Analyst Ratings February 11, 2026

Jefferies Cuts Progressive Price Target to $216, Cites Auto Loss-Rate Pressure

Analyst trims EPS outlook and flags ongoing Personal Auto market competitiveness; peers offer mixed views on growth and valuation

By Hana Yamamoto PGR
Jefferies Cuts Progressive Price Target to $216, Cites Auto Loss-Rate Pressure
PGR

Jefferies reduced its price target on Progressive Corp. to $216 from $230 and kept a Hold rating, lowering near-term EPS estimates as it models higher Personal Auto loss ratios and modestly increased expense ratios. The move joins a series of divergent analyst updates ranging from raised targets to cuts, underscoring mixed sentiment about Progressive's near-term trajectory.

Key Points

  • Jefferies reduced its price target on Progressive to $216 from $230 and kept a Hold rating; the stock was trading near its 52-week low.
  • The firm cut EPS forecasts for 2026-2028 due to higher Personal Auto underlying loss ratio and slightly elevated expense ratio assumptions, while its EPS outlook remains marginally above consensus.
  • Other analysts' views are mixed - price targets and ratings vary widely, reflecting divergent assessments of policy growth and underwriting trends in the Personal Auto market.

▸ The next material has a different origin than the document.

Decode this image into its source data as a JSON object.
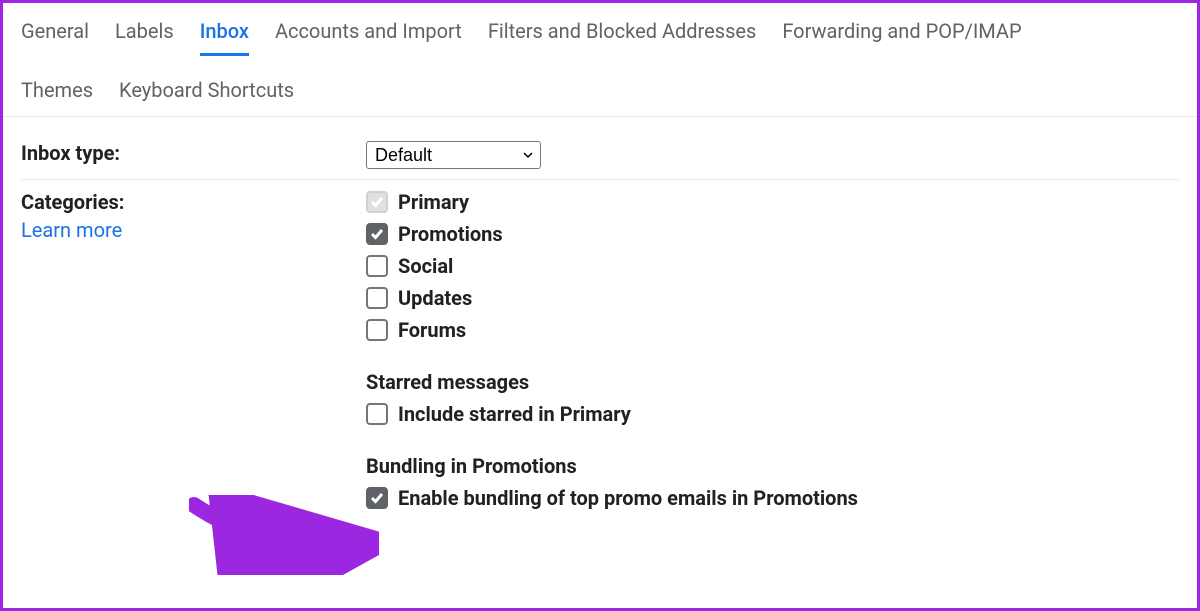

Jefferies has lowered its target price for Progressive Corp. (NYSE:PGR) to $216.00 from $230.00 while retaining a Hold rating on the insurance company’s shares. Progressive was trading around $207.86 at the time of the update, close to its 52-week low of $197.92. Analyst targets on the name span a wide range, from $191 to $329.

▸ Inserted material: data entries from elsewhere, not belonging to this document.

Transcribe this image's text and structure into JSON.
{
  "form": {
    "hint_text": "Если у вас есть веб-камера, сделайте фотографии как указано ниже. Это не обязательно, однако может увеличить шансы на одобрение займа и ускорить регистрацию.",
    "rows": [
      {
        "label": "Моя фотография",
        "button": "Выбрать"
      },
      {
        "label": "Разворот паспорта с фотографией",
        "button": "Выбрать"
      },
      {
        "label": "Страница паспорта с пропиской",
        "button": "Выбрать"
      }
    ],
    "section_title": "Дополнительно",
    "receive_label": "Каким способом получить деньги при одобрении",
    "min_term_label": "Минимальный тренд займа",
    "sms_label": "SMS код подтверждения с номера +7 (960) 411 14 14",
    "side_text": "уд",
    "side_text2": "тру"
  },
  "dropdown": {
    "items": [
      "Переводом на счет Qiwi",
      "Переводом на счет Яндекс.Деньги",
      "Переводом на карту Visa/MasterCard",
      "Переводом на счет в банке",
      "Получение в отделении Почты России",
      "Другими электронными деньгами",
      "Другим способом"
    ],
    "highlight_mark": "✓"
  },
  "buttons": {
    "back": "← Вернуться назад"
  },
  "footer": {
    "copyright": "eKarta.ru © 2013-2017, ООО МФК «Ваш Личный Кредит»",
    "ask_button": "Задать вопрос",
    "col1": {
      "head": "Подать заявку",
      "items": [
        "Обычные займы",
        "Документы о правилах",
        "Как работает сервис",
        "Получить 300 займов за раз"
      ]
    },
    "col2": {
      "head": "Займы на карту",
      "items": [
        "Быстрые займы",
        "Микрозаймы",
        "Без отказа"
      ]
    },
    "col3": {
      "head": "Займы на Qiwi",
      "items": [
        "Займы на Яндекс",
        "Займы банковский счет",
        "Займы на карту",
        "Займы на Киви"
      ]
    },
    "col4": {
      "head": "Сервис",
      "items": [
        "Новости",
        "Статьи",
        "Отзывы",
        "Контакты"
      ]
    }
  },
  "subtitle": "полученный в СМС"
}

The firm trimmed its earnings-per-share projections for 2026 through 2028 by modest amounts - 2%, 3% and 2% respectively - largely attributing the reductions to anticipated increases in the Personal Auto underlying loss ratio and to higher expense assumptions. Data from InvestingPro referenced in the report notes that 13 analysts have recently cut their earnings estimates for the coming period.

Jefferies now forecasts EPS of $16.20 for 2026, $16.25 for 2027 and $16.45 for 2028. Those figures represent declines of $0.40, $0.45 and $0.35 respectively from the firm’s prior projections, though Jefferies indicates its updated EPS outlook remains roughly 1-2% above consensus estimates.

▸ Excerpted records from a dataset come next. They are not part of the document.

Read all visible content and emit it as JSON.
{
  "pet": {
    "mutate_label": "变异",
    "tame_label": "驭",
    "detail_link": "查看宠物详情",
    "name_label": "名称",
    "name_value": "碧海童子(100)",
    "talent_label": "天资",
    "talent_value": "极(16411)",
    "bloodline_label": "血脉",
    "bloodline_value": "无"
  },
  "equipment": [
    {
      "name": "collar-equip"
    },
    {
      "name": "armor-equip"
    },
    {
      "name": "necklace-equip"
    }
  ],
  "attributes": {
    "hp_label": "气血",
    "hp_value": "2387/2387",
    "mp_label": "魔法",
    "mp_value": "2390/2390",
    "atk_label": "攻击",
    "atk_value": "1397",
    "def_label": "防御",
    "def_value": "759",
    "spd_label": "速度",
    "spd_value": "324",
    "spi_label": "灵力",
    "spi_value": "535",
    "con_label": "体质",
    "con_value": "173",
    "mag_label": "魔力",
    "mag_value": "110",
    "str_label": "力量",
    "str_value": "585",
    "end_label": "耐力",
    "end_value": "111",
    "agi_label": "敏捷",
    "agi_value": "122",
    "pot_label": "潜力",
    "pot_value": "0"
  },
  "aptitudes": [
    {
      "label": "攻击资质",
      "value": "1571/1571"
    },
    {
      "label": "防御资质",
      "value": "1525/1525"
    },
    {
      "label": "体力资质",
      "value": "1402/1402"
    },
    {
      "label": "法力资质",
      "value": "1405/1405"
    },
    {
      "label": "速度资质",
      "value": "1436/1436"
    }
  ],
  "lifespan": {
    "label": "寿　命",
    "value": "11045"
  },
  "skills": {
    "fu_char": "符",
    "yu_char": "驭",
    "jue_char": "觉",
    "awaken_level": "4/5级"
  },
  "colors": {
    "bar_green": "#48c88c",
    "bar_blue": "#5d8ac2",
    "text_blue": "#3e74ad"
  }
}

Loss ratio and expense assumptions

The analyst house said it expects persistent competitive pressure in the Personal Auto segment to weigh on loss performance. As a result, Jefferies raised its Personal Auto underlying loss ratio assumptions by 60 basis points to 69.0% for 2026, and by 20 basis points to 70.5% for 2027.

On the expense side, the firm left its 2026 expense ratio forecast unchanged at 18.7%. For later years it increased expense-ratio estimates by 20 basis points to 17.9% for 2027 and by 30 basis points to 17.5% for 2028.


Other analyst moves highlight mixed views

Several other brokerages and research groups have also issued recent updates on Progressive, producing a variety of conclusions:

  • BofA Securities raised its price target to $334, citing the company’s addition of 211,000 net new policies in December, which exceeded both the firm’s internal forecast and consensus estimates.
  • Goldman Sachs reiterated a Buy rating and set a $230 price target, noting stable EPS projections and a constructive view on Personal Auto policies-in-force growth.
  • Keefe, Bruyette & Woods trimmed its target to $225 and kept a Market Perform rating, expressing concern about auto growth.
  • BMO Capital lowered its price target to $232 while suggesting that the worst of the top-line deceleration may be behind the company.
  • Morgan Stanley maintained an Underweight stance with a $214 price target, even as it acknowledged Progressive’s recent strong policy-in-force growth.

Together, these updates convey a range of opinions among sell-side analysts, from constructive to cautious, reflecting differing views on growth momentum and profitable underwriting in the auto segment.


Implications for investors

The Jefferies adjustment narrows the firm’s optimism on Progressive’s near-term profitability while leaving its rating unchanged. The mix of other analyst actions - including both higher and lower price targets and a spectrum of ratings - suggests investors face varied expectations around policy growth, underwriting performance and expense dynamics.

For market participants monitoring insurance-sector dynamics, the update underscores sensitivity to Personal Auto loss ratios and to how expense trends are modeled into future earnings. Given the range of analyst marks on the stock, valuation and sentiment appear to be in flux as market participants assess whether policy-in-force growth and pricing actions will offset competitive and cost pressures.

Risks

  • Ongoing competitive pressure in the Personal Auto market could further increase loss ratios, pressuring underwriting profitability - this primarily affects the insurance and auto insurance sectors.
  • Rising or persistently higher expense ratios versus current expectations could weigh on reported earnings and margins - impacting insurance-sector profitability and investor valuations.
  • Divergent analyst expectations and a wide range of price targets signal uncertainty about near-term top-line momentum and policy-in-force trends, complicating investor decision-making in insurance equities.